Rincon's signing gives the A's six players under contract beyond the 2004 season, not including Jermaine Dye, whose deal includes a mutual option for 2005.
Oakland, the two-time defending AL West champion, still needs a catcher after the departure of All-Star Ramon Hernandez in a three-player trade with San Diego late last month that brought outfielder Mark Kotsay to the A's. Terrence Long also was dealt to the Padres in the swap.
Bellhorn, 29, is a career .230 hitter with 36 homers and 106 RBI in 371 games with Oakland, the Chicago Cubs and Colorado.

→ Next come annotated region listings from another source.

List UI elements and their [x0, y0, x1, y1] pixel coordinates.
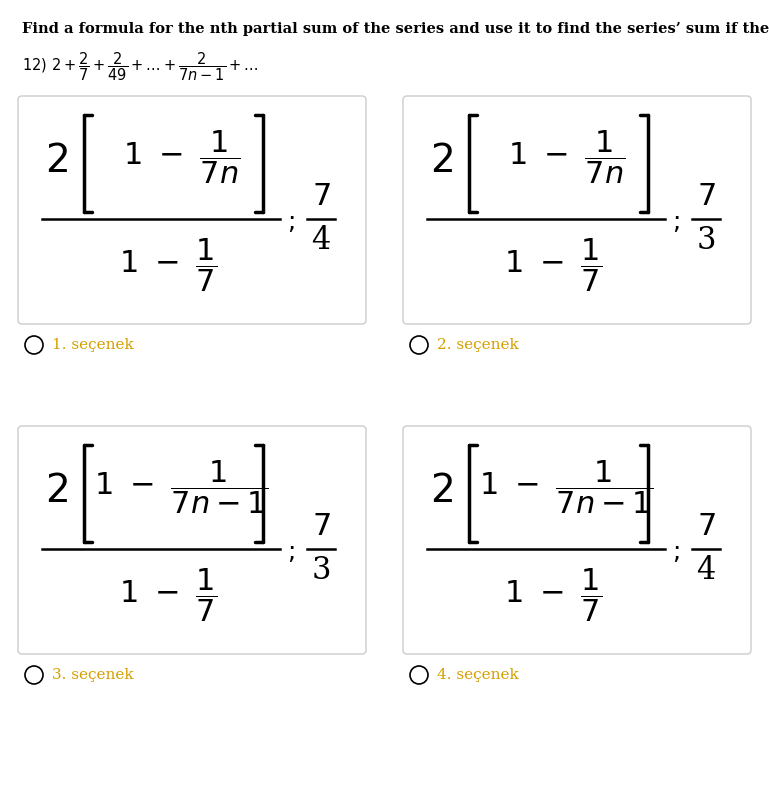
FancyBboxPatch shape	[18, 96, 366, 324]
FancyBboxPatch shape	[403, 426, 751, 654]
Text: $7$: $7$	[311, 181, 331, 212]
Text: 2. seçenek: 2. seçenek	[437, 338, 519, 352]
Text: $1\ -\ \dfrac{1}{7}$: $1\ -\ \dfrac{1}{7}$	[504, 236, 602, 294]
Text: $12)\ 2 + \dfrac{2}{7} + \dfrac{2}{49} + \ldots + \dfrac{2}{7n-1} + \ldots$: $12)\ 2 + \dfrac{2}{7} + \dfrac{2}{49} +…	[22, 50, 259, 83]
Text: 3: 3	[311, 555, 331, 586]
Text: $2$: $2$	[430, 143, 452, 180]
Text: 3: 3	[697, 226, 716, 256]
Text: $2$: $2$	[45, 143, 68, 180]
Text: 4: 4	[697, 555, 716, 586]
Text: $1\ -\ \dfrac{1}{7n}$: $1\ -\ \dfrac{1}{7n}$	[508, 129, 625, 186]
Text: $;$: $;$	[672, 211, 679, 234]
Text: $;$: $;$	[287, 211, 295, 234]
Text: $1\ -\ \dfrac{1}{7n}$: $1\ -\ \dfrac{1}{7n}$	[122, 129, 240, 186]
Text: $7$: $7$	[697, 181, 716, 212]
Text: $1\ -\ \dfrac{1}{7n-1}$: $1\ -\ \dfrac{1}{7n-1}$	[479, 459, 654, 516]
Text: $;$: $;$	[287, 541, 295, 564]
Text: $7$: $7$	[697, 511, 716, 542]
Text: 4. seçenek: 4. seçenek	[437, 668, 519, 682]
Text: $;$: $;$	[672, 541, 679, 564]
FancyBboxPatch shape	[403, 96, 751, 324]
Text: $2$: $2$	[430, 473, 452, 510]
Text: $1\ -\ \dfrac{1}{7}$: $1\ -\ \dfrac{1}{7}$	[119, 567, 218, 624]
Text: 3. seçenek: 3. seçenek	[52, 668, 134, 682]
Text: $1\ -\ \dfrac{1}{7n-1}$: $1\ -\ \dfrac{1}{7n-1}$	[94, 459, 268, 516]
Text: $1\ -\ \dfrac{1}{7}$: $1\ -\ \dfrac{1}{7}$	[119, 236, 218, 294]
Text: $2$: $2$	[45, 473, 68, 510]
FancyBboxPatch shape	[18, 426, 366, 654]
Text: 4: 4	[311, 226, 331, 256]
Text: $1\ -\ \dfrac{1}{7}$: $1\ -\ \dfrac{1}{7}$	[504, 567, 602, 624]
Text: $7$: $7$	[311, 511, 331, 542]
Text: Find a formula for the nth partial sum of the series and use it to find the seri: Find a formula for the nth partial sum o…	[22, 22, 769, 36]
Text: 1. seçenek: 1. seçenek	[52, 338, 134, 352]
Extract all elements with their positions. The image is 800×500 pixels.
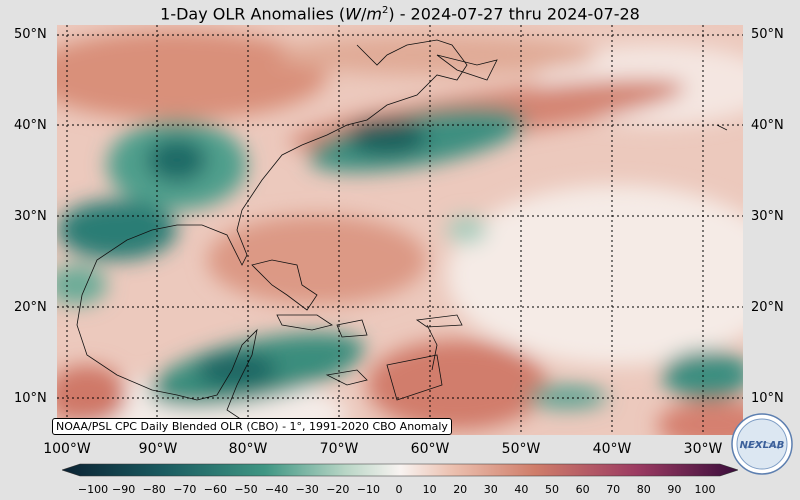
colorbar-tick-label: 0 — [395, 483, 403, 496]
colorbar-tick-label: −90 — [111, 483, 136, 496]
colorbar-tick-label: −10 — [356, 483, 380, 496]
colorbar-tick-label: 10 — [422, 483, 437, 496]
colorbar-tick-label: 70 — [606, 483, 621, 496]
lat-label-30n-right: 30°N — [751, 209, 784, 224]
map-title: 1-Day OLR Anomalies (W/m2) - 2024-07-27 … — [160, 4, 640, 24]
nexlab-logo: NEXLAB — [731, 413, 793, 475]
colorbar-tick-label: −100 — [77, 483, 109, 496]
colorbar-tick-label: 80 — [636, 483, 651, 496]
lat-label-20n-left: 20°N — [14, 300, 47, 315]
colorbar-tick-label: 100 — [694, 483, 716, 496]
olr-anomaly-map — [57, 25, 743, 435]
colorbar-tick-label: −60 — [203, 483, 227, 496]
lon-label-70w: 70°W — [319, 441, 359, 457]
lat-label-20n-right: 20°N — [751, 300, 784, 315]
colorbar-tick-label: 20 — [453, 483, 468, 496]
colorbar-tick-label: −80 — [142, 483, 166, 496]
colorbar-tick-label: −40 — [264, 483, 289, 496]
lon-label-50w: 50°W — [501, 441, 541, 457]
lon-label-90w: 90°W — [138, 441, 178, 457]
colorbar-tick-label: −50 — [234, 483, 258, 496]
colorbar-tick-label: 40 — [514, 483, 529, 496]
lon-label-80w: 80°W — [228, 441, 268, 457]
lat-label-50n-left: 50°N — [14, 27, 47, 42]
colorbar-tick-label: 50 — [545, 483, 559, 496]
colorbar-tick-label: −20 — [326, 483, 350, 496]
colorbar-tick-label: 30 — [483, 483, 498, 496]
colorbar-tick-label: 90 — [667, 483, 682, 496]
lat-label-10n-left: 10°N — [14, 391, 47, 406]
lat-label-50n-right: 50°N — [751, 27, 784, 42]
colorbar-tick-label: −70 — [173, 483, 197, 496]
lat-label-40n-right: 40°N — [751, 118, 784, 133]
logo-text: NEXLAB — [740, 440, 785, 451]
lon-label-40w: 40°W — [592, 441, 632, 457]
lon-label-100w: 100°W — [43, 441, 91, 457]
lat-label-10n-right: 10°N — [751, 391, 784, 406]
colorbar-tick-label: 60 — [575, 483, 590, 496]
lon-label-30w: 30°W — [683, 441, 723, 457]
colorbar — [62, 463, 738, 477]
lon-label-60w: 60°W — [410, 441, 450, 457]
colorbar-tick-label: −30 — [295, 483, 319, 496]
lat-label-40n-left: 40°N — [14, 118, 47, 133]
lat-label-30n-left: 30°N — [14, 209, 47, 224]
data-source-credit: NOAA/PSL CPC Daily Blended OLR (CBO) - 1… — [52, 418, 452, 435]
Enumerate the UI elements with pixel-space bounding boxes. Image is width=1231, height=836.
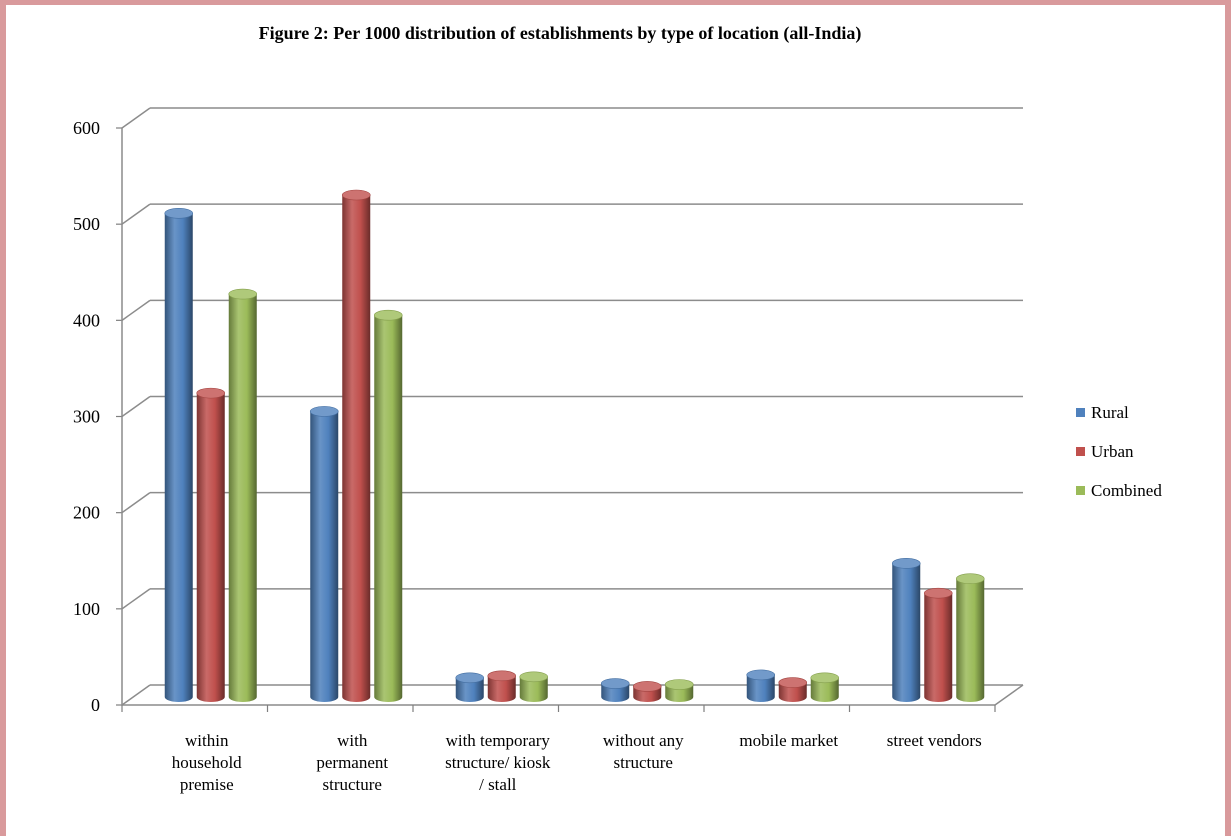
bar-body xyxy=(519,676,548,703)
bar-body xyxy=(374,315,403,703)
y-tick-label: 600 xyxy=(73,118,100,138)
x-category-label: street vendors xyxy=(887,731,982,750)
bar-urban-1 xyxy=(341,189,371,703)
gridline-diagonal xyxy=(121,588,151,610)
y-tick-label: 100 xyxy=(73,599,100,619)
bar-body xyxy=(778,682,807,703)
legend-item-combined: Combined xyxy=(1076,481,1162,500)
bar-top xyxy=(487,670,517,682)
y-tick-label: 400 xyxy=(73,310,100,330)
bar-urban-4 xyxy=(778,677,808,703)
gridline-diagonal xyxy=(121,203,151,225)
floor-edge xyxy=(994,684,1024,706)
bar-body xyxy=(956,578,985,703)
bar-top xyxy=(455,672,485,684)
bar-combined-5 xyxy=(955,573,985,703)
bar-body xyxy=(924,593,953,703)
bar-top xyxy=(196,387,226,399)
x-category-label: with permanent structure xyxy=(316,731,388,794)
bar-top xyxy=(778,677,808,688)
legend: Rural Urban Combined xyxy=(1076,403,1162,500)
y-tick-label: 0 xyxy=(91,695,100,715)
bar-body xyxy=(810,677,839,703)
y-tick-labels: 0 100 200 300 400 500 600 xyxy=(73,118,100,715)
bar-top xyxy=(746,669,776,681)
gridline-diagonal xyxy=(121,492,151,514)
bar-rural-3 xyxy=(600,678,630,703)
gridline-diagonal xyxy=(121,299,151,321)
legend-label: Combined xyxy=(1091,481,1162,500)
x-category-label: mobile market xyxy=(739,731,838,750)
legend-item-urban: Urban xyxy=(1076,442,1134,461)
axes xyxy=(116,127,1024,712)
bar-top xyxy=(228,288,258,300)
bar-body xyxy=(310,411,339,703)
bar-rural-0 xyxy=(164,207,194,703)
bar-rural-2 xyxy=(455,672,485,703)
bar-combined-2 xyxy=(519,671,549,703)
legend-swatch xyxy=(1076,486,1085,495)
bar-body xyxy=(892,563,921,703)
bar-urban-0 xyxy=(196,387,226,703)
bar-top xyxy=(519,671,549,683)
y-tick-label: 200 xyxy=(73,503,100,523)
bar-top xyxy=(810,672,840,684)
bar-urban-2 xyxy=(487,670,517,703)
bar-top xyxy=(891,558,921,569)
bar-body xyxy=(228,294,257,703)
bar-top xyxy=(632,681,662,692)
gridline-diagonal xyxy=(121,684,151,706)
bar-top xyxy=(600,678,630,689)
bar-combined-1 xyxy=(373,309,403,703)
gridline-diagonal xyxy=(121,395,151,418)
x-category-labels: within household premise with permanent struc… xyxy=(172,731,982,794)
bar-rural-1 xyxy=(309,406,339,703)
bar-rural-5 xyxy=(891,558,921,703)
bar-urban-3 xyxy=(632,681,662,703)
bar-combined-4 xyxy=(810,672,840,703)
y-tick-label: 300 xyxy=(73,407,100,427)
legend-label: Rural xyxy=(1091,403,1129,422)
bar-top xyxy=(164,207,194,219)
bar-top xyxy=(955,573,985,585)
chart-title: Figure 2: Per 1000 distribution of estab… xyxy=(259,23,862,44)
bar-combined-0 xyxy=(228,288,258,703)
x-category-label: within household premise xyxy=(172,731,242,794)
bars xyxy=(164,189,985,703)
bar-top xyxy=(664,679,694,690)
bar-body xyxy=(455,677,484,703)
bar-combined-3 xyxy=(664,679,694,703)
x-category-label: without any structure xyxy=(603,731,684,772)
legend-swatch xyxy=(1076,408,1085,417)
legend-label: Urban xyxy=(1091,442,1134,461)
bar-top xyxy=(923,587,953,599)
gridlines xyxy=(121,107,1023,706)
gridline-diagonal xyxy=(121,107,151,129)
legend-swatch xyxy=(1076,447,1085,456)
bar-top xyxy=(309,406,339,417)
bar-body xyxy=(746,674,775,703)
legend-item-rural: Rural xyxy=(1076,403,1129,422)
bar-body xyxy=(342,195,371,703)
bar-body xyxy=(487,675,516,703)
bar-rural-4 xyxy=(746,669,776,703)
bar-urban-5 xyxy=(923,587,953,703)
bar-top xyxy=(373,309,403,321)
bar-body xyxy=(196,393,225,703)
y-tick-label: 500 xyxy=(73,214,100,234)
bar-body xyxy=(164,213,193,703)
bar-top xyxy=(341,189,371,201)
x-category-label: with temporary structure/ kiosk / stall xyxy=(445,731,551,794)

He hit a career-best 27 homers with 56 RBI in 146 games with the Cubs in 2002.
Bellhorn played 51 games with the Cubs before being traded to Colorado on June 20. He hit a combined .221 with 10 doubles and 26 RBI in 99 games.
He became the first switch-hitter in National League history to homer from both sides of the plate in the same inning, accomplishing the feat for the Cubs at Milwaukee on Aug. 29.
Montreal Expos: A Bexar County, Texas, official said that he has been talking to investors about trying to bring the Expos to San Antonio but added that he thinks it is ``highly unlikely'' that it will occur.
Nelson Wolff, the chief elected official in Bexar County, said
the only way the plan could work is in a shared agreement with
Monterrey, Mexico, or some other city. Under such a plan, the
National League team would play some of its games in Monterrey and
some in San Antonio.
Wolff said he's not sure how feasible the plan is.
"Whether it's a viable thing or not I don't know," Wolff told
The Associated Press on Tuesday night. "Baseball is going through
some changes. I've talked to some people who are very capable of
buying anything, and they expressed some interest. I think it's a
highly unlikely event. I don't even know if baseball is even
willing to do that."
He said San Antonio is about 10 to 15 years away from major league baseball on its own.
New York Yankees: A clerk magistrate has delayed for one day his decision on whether to issue charges against two Yankees who had an altercation with a Fenway Park groundskeeper during a playoff game.
Clerk Magistrate Michael Neighbors will issue his ruling Thursday in Roxbury District Court, said Bruce Brock, a spokesman for the state courts. Neighbors, who initially had scheduled the hearing for Wednesday, did not immediately return a call seeking comment.
Boston police have said Yankees reliever Jeff Nelson and right fielder Karim Garcia assaulted Paul Williams, a part-time groundskeeper who teaches special education at a New Hampshire middle school, during the ninth inning of New York's 4-3 win in Game 3 of the AL Championship Series on Oct. 11.
Neighbors is also considering a cross-complaint filed by Nelson's lawyer seeking counter charges against Williams.